There’s a quietness in the house as Matt sits upstairs, studying for his accountancy qualification. Every so often he scrapes his chair, letting me know that he’s still here. I feel like I should be doing something more than watching Twin Peaks, and trying to write. Like I should be cleaning, gardening, cycling or running around, being busy for the sake of it. Instead I’m here, trying to embrace being quiet and blowing back the cobwebs to write again for the pleasure of it.
I’ve been trying to write for weeks now but the words won’t come. Like a rusty engine, writing feels creaky, uncomfortable and painful. My rhythm feels off and I berate myself because every sentence I manage to put down feels trite, like it’s been said before time and time again. I feel pressure too. The pressure of perfection, of feeling like I have everything together. It’s struck me more this year of how much I don’t have it together but the need to appear like I do is overwhelming. I feel like at this point in my life I’m supposed to have my career sussed, be planning our wedding and acting like I have a clue as to where I’m going both professionally and personally. The reality is that I really don’t. Some career mistakes in the last year have left me with a crippling case of self-doubt, and despite spending time evaluating this blog and developing a content schedule, I’m plagued by the fear that it’s not quite good enough.
Facebook reminded me last week that I joined the community ten years ago. I’ve spent my teenage years and twenties documenting my life on social media, and truthfully I’m now tired of it. Tired of the over-exposure, projected images of perfection and advertising messages being rammed down my throat. Quite the quandary for someone who works in marketing and creates some of those very messages. I like to think how perhaps how my life would be without the compulsive need to check my phone for the latest updates, or pressure to take perfect pictures or share my life. More peaceful perhaps, less intense with more room for contentment.

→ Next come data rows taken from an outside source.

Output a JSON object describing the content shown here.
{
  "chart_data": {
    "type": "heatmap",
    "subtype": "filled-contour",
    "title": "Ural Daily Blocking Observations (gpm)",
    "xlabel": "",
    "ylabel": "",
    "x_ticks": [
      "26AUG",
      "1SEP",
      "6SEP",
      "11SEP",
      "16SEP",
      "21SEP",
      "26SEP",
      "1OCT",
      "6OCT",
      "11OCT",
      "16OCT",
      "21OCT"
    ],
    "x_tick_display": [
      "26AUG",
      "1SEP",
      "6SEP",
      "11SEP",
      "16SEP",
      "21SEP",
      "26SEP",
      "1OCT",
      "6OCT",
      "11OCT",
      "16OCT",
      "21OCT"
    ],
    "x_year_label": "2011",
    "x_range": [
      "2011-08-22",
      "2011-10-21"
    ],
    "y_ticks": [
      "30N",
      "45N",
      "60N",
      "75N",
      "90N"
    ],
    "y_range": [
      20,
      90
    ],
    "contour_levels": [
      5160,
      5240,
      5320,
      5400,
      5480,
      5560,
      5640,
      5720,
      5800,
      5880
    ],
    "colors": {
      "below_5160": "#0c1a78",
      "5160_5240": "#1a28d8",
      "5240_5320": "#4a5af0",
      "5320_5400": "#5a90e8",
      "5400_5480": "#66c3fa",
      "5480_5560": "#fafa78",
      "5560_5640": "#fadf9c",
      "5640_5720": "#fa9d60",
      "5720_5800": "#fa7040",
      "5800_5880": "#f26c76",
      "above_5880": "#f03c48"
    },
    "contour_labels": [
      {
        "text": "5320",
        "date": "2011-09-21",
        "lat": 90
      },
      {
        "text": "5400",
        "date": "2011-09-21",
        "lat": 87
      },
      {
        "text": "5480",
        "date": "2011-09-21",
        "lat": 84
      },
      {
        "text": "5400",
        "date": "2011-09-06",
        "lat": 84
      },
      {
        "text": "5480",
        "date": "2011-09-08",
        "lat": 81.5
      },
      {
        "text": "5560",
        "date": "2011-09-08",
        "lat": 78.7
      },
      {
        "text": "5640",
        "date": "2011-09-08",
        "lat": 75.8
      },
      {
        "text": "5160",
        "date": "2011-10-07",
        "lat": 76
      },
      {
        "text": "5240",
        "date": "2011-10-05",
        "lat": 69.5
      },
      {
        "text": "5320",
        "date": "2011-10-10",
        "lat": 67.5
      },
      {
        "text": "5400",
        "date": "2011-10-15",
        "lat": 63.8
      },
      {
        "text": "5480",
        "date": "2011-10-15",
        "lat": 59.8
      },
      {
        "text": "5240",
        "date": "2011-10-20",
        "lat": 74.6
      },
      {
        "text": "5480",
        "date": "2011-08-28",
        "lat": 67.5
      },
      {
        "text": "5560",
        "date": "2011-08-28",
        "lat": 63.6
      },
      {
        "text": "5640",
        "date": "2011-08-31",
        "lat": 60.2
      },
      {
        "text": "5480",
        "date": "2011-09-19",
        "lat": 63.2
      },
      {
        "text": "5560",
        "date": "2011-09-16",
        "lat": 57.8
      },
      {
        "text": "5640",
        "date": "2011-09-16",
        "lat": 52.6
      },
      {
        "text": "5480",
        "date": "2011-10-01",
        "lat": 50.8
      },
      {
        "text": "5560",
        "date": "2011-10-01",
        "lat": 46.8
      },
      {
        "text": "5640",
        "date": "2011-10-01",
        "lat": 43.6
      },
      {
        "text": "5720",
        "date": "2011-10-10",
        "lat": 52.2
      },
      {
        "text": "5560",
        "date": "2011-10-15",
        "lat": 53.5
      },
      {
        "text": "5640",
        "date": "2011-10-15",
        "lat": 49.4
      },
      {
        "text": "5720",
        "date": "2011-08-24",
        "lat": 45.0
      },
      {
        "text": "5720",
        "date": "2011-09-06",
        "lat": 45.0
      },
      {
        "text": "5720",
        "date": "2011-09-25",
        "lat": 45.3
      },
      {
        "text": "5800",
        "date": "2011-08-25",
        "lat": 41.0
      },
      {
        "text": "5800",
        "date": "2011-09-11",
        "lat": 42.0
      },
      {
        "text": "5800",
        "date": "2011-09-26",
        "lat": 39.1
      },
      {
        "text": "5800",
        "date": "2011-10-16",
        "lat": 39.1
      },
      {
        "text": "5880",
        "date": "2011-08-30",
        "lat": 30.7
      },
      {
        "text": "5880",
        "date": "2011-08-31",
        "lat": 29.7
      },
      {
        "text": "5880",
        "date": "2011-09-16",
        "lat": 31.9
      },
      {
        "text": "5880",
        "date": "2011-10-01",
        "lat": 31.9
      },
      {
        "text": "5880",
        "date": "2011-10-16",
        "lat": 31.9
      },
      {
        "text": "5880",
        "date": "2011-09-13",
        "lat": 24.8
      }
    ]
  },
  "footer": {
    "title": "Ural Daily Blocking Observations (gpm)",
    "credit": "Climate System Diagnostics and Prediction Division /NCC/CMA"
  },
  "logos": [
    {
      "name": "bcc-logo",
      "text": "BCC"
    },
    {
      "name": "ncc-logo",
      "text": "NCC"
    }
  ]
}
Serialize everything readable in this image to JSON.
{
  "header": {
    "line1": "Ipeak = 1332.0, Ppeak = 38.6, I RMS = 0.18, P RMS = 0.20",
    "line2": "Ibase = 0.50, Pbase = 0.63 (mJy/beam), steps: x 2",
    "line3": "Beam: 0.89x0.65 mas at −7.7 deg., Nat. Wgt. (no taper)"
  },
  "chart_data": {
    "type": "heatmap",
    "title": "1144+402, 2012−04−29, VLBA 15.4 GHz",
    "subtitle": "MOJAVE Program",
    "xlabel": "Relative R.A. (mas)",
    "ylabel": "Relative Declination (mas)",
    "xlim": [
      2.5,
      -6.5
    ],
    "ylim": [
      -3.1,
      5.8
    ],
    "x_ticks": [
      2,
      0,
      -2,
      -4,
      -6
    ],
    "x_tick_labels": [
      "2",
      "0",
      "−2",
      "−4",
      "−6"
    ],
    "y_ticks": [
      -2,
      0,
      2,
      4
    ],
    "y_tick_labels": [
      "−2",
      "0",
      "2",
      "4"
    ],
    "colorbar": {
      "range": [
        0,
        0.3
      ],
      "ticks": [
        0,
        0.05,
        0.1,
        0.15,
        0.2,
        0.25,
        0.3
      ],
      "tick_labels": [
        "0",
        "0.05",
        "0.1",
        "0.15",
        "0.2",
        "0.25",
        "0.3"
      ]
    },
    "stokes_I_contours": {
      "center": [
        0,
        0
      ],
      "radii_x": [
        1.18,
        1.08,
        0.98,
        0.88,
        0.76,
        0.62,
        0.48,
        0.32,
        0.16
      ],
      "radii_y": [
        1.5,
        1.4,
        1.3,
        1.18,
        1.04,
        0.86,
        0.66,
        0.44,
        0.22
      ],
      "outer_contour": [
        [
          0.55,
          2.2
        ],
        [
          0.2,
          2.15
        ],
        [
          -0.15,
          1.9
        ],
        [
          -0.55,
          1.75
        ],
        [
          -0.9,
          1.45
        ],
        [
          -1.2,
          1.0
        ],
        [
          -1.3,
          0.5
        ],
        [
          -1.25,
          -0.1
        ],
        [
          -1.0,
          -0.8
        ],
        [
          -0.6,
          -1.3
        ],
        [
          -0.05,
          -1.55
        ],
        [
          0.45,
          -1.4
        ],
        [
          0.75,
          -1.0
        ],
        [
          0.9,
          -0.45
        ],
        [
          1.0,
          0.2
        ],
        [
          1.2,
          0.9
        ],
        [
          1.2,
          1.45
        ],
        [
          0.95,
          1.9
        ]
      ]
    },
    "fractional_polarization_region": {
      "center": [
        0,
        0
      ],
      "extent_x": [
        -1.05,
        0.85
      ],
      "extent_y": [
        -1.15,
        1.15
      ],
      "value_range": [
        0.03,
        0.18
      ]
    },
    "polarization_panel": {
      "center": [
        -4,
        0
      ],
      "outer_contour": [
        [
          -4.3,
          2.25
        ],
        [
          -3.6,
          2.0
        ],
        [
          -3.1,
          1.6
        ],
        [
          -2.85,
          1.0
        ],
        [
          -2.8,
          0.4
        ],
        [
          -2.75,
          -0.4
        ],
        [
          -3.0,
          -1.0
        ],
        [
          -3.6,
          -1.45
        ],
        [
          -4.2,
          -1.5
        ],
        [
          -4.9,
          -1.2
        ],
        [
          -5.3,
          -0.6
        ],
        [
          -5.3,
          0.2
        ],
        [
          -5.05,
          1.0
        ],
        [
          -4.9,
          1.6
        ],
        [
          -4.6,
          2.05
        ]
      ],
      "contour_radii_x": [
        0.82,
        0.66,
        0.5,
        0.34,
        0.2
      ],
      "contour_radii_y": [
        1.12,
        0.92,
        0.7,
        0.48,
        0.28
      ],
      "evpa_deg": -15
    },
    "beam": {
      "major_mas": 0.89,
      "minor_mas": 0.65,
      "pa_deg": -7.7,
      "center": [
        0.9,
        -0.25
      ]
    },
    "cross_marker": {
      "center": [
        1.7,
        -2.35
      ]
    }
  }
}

It strikes me too how pressured and anxious making the twenties are. It feels like a never-ending rat race of both trying to figure out just who you are, while broadcasting the successes, but never the lows, on social media. In the last few months, I’ve found myself hungry for authenticity and realness amongst my peers. To feel less alone in feeling like I’ve not got it together. As a self-confessed communicator, the need to express myself and to connect is innate, but lately I’ve felt like I’ve been speaking into a vacuum. Being open is something I value in myself, but these days I feel like it’s a slight on my character to be so open about growing uncomfortable with the mask of perfection. The mask wears heavy.
And so I come back to this blog, not to demonstrate the highs, but to be grounded once again. I’ve spent some time really thinking about what it is that I want to say here because despite my frustration with social media and the blogging world, writing is what brings me joy and I can’t let it go. In this space, I want to celebrate realness, flaws, scars, joy, laughter and life. Life in its rawness. Here I want to share the words that are on my heart, and the sights before my eyes, however big or small. To be the online space that I’ve been looking for all of these months because I know I’m not alone in feeling a little lost and daunted by life.
So here’s to being a little more raw, with less expectation of perfection. Instead let’s accept that perfection does not come in moments captured with just the right filter, and is not dependent on the amount of likes. Instead, for me, it comes in the form of sunshine spilling across my garden, even if it’s just for an hour. Or in the joy of finally learning to ride a bike at twenty-seven, and celebrating the bike rides where I don’t fall off into a pile of brambles. It’s even in the moments when I’m curled up on my couch, with my cats and Matt, watching the rain pour as I sigh about the dreadful British weather.